A Reforma Trabalhista de 2017 modificou a base da CLT de 1943, que, como vimos nos processos trabalhistas e nas manchetes dos jornais, essa legislação do trabalho, em vários momentos tida como presente de Getúlio Vargas aos trabalhadores brasileiros, se constituía quase que inquestionável aos olhos dos trabalhadores brasileiros, como sendo um dos maiores bens do operariado, por garantir a estes, mesmo que numa relação desigual e capitaneada por

um Estado capitalista, seus direitos. Dessa forma, se a Justiça do Trabalho fazia parte de um projeto político voltado para a desmobilização da classe trabalhadora, diminuindo consideravelmente as possibilidades de uma superação desse modelo, foi também uma instituição na qual os trabalhadores sentiam-se representados por “garantir” a execução das leis do trabalho, leis amplamente reivindicadas nos primeiros anos do século XX.

A relevância da Justiça do Trabalho no cotidiano dos trabalhadores brasileiros continua forte, se durante o Estado Novo essa justiça tomou grandes proporções, os mais de 70 anos que nos separam daquele período mostram-nos que a Justiça do Trabalho (vinculada ao judiciário em 1946) é buscada pelo operariado nacional com uma freqüência crescente, ainda mais depois da Contrarreforma Trabalhista de 2017 que desamparou milhões de trabalhadores.

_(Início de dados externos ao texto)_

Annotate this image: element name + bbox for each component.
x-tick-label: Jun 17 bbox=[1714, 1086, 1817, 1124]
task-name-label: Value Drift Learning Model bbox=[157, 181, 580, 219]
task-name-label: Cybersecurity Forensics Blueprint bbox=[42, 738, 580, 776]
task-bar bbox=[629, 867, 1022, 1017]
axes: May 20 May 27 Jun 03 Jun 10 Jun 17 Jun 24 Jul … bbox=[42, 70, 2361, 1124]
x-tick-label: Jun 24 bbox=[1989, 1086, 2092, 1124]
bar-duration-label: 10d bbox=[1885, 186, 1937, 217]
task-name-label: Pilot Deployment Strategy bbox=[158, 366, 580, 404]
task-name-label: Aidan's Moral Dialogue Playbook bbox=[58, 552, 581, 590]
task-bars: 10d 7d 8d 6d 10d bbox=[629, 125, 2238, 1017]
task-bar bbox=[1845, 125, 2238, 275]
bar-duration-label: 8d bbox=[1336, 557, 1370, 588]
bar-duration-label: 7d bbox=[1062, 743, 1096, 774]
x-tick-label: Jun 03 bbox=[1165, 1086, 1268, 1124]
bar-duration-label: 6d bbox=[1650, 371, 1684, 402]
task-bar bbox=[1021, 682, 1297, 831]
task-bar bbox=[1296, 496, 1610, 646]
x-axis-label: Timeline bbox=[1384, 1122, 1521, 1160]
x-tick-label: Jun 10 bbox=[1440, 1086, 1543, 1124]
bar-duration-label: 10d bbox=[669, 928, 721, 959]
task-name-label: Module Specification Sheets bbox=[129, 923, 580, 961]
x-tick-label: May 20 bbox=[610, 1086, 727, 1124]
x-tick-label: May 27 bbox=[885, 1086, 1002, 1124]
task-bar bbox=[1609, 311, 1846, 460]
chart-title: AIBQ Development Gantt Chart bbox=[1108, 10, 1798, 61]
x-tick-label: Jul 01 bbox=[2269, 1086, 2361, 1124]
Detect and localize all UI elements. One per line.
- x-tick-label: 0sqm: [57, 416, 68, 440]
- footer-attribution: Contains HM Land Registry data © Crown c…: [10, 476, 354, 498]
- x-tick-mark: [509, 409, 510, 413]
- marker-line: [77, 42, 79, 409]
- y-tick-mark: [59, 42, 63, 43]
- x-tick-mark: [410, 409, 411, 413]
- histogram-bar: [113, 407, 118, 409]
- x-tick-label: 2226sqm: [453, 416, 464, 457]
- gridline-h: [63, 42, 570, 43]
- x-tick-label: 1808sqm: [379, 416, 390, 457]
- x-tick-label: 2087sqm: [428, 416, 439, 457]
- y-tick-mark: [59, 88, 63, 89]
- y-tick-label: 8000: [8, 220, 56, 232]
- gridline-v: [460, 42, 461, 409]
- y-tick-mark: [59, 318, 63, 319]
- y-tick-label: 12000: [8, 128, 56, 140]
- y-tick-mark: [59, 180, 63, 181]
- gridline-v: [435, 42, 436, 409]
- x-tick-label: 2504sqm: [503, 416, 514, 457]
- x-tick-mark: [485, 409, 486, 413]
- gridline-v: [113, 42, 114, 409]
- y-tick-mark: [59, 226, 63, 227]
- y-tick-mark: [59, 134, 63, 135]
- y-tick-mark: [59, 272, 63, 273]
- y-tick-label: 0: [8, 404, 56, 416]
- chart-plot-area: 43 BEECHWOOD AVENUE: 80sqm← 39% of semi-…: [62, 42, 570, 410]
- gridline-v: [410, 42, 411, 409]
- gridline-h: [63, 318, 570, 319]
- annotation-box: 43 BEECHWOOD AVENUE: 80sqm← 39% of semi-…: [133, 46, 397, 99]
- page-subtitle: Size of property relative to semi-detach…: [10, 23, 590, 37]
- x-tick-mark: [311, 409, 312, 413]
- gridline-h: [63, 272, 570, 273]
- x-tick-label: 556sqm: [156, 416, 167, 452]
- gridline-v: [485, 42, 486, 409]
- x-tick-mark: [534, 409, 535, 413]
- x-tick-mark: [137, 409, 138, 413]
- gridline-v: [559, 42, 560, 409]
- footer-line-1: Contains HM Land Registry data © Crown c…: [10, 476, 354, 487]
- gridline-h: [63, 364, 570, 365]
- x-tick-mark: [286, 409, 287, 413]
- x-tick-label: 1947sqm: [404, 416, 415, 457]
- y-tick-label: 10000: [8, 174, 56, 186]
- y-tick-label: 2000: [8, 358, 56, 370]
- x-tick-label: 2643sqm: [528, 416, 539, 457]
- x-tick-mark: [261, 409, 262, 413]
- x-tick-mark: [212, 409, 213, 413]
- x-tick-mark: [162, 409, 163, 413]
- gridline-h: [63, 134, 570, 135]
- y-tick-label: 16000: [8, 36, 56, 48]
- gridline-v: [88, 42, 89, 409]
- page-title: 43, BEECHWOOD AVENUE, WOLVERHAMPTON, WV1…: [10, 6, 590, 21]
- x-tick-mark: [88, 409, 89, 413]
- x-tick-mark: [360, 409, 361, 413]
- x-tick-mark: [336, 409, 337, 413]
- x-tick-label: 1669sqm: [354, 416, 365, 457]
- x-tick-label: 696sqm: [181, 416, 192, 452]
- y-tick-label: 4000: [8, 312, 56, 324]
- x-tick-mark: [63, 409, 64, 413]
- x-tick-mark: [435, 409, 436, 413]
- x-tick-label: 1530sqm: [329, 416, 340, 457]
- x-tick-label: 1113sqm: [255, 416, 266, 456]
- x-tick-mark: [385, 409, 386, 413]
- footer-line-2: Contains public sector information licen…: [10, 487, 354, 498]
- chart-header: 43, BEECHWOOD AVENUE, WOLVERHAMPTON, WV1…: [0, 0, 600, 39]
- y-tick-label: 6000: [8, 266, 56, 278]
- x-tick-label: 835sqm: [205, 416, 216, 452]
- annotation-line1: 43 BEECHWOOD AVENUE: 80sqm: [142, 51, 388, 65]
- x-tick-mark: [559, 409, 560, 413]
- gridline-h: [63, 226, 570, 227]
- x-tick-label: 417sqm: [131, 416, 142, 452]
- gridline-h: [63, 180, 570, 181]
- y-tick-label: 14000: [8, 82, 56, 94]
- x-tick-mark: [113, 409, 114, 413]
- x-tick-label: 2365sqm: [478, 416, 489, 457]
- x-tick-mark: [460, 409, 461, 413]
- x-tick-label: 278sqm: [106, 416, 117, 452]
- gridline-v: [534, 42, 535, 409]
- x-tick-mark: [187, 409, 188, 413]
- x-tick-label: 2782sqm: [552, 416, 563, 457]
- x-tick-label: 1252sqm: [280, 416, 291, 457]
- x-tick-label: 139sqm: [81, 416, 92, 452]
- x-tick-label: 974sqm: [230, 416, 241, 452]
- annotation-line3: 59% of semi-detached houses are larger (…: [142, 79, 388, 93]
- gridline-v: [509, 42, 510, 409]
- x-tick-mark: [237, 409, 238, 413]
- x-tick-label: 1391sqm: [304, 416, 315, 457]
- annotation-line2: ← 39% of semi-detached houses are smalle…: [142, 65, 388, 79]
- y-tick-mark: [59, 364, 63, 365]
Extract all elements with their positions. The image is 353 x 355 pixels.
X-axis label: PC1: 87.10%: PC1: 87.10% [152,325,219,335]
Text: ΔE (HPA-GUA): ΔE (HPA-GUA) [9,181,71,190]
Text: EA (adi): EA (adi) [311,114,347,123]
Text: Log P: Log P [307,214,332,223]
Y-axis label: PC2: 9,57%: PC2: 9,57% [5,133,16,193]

Dessa forma, concluímos que a partir da pesquisa documental nos processos da Junta de Conciliação e Julgamento de João Pessoa (TRT-13), dos jornais, privados e do Estado, dos documentos do Governo do Estado e da documentação produzida pelo Ministério do Trabalho, que a relação do operariado paraibano com o Estado era marcada por intensa luta de classes. A Justiça do Trabalho, nesse sentido, estava inserida no contexto capitalista de dominação de classe, tendo o Estado como instrumentalizador dessa relação que buscava a dominação do operariado frente a perpetuação dos privilégios de uma burguesia industrial crescente. Contudo, esse espaço de luta também foi usado pelos trabalhadores como fonte de obtenção de direitos, entendendo que, para o contexto de ditadura vigente naqueles anos, a possibilidade de requerer direitos trabalhistas, via Justiça do Trabalho, se configurava enquanto um campo aberto a conquistas trabalhistas do operário paraibano.

Dessa maneira, entendemos que a dominação exercida pelo Estado e pela burguesia industrial associada às formas de resistência e de consciência de classe dos trabalhadores, insere-se no amplo campo de estudos de base marxista, voltada para a história social do trabalho com o diálogo entre as teorias do trabalhismo e do populismo na historiografia nacional. Assim, este estudo pretendeu contribuir para a historiografia de base materialista histórica que tem no operariado um dos sujeitos históricos de suas análises, e mais ainda, que procura entender a relação dos trabalhadores, do Estado, do Capitalismo e do Direito enquanto intrinsecamente concatenados. Dessa forma, autores dessa tradição - E. P. Thompson, Eviguiéne Pachukanis, Bernard Edelman, Antonio Gramsci, Friedrich Engels, Karl Kautsky, Karl Marx, Alysson Mascaro - contribuíram para entendermos as ligações entre essas relações, possibilitando a contínua produção acadêmica acerca da história dos

trabalhadores e de instituições como a Justiça do Trabalho, que produzem bases sólidas para o entendimento dessa dinâmica sempre em transformação.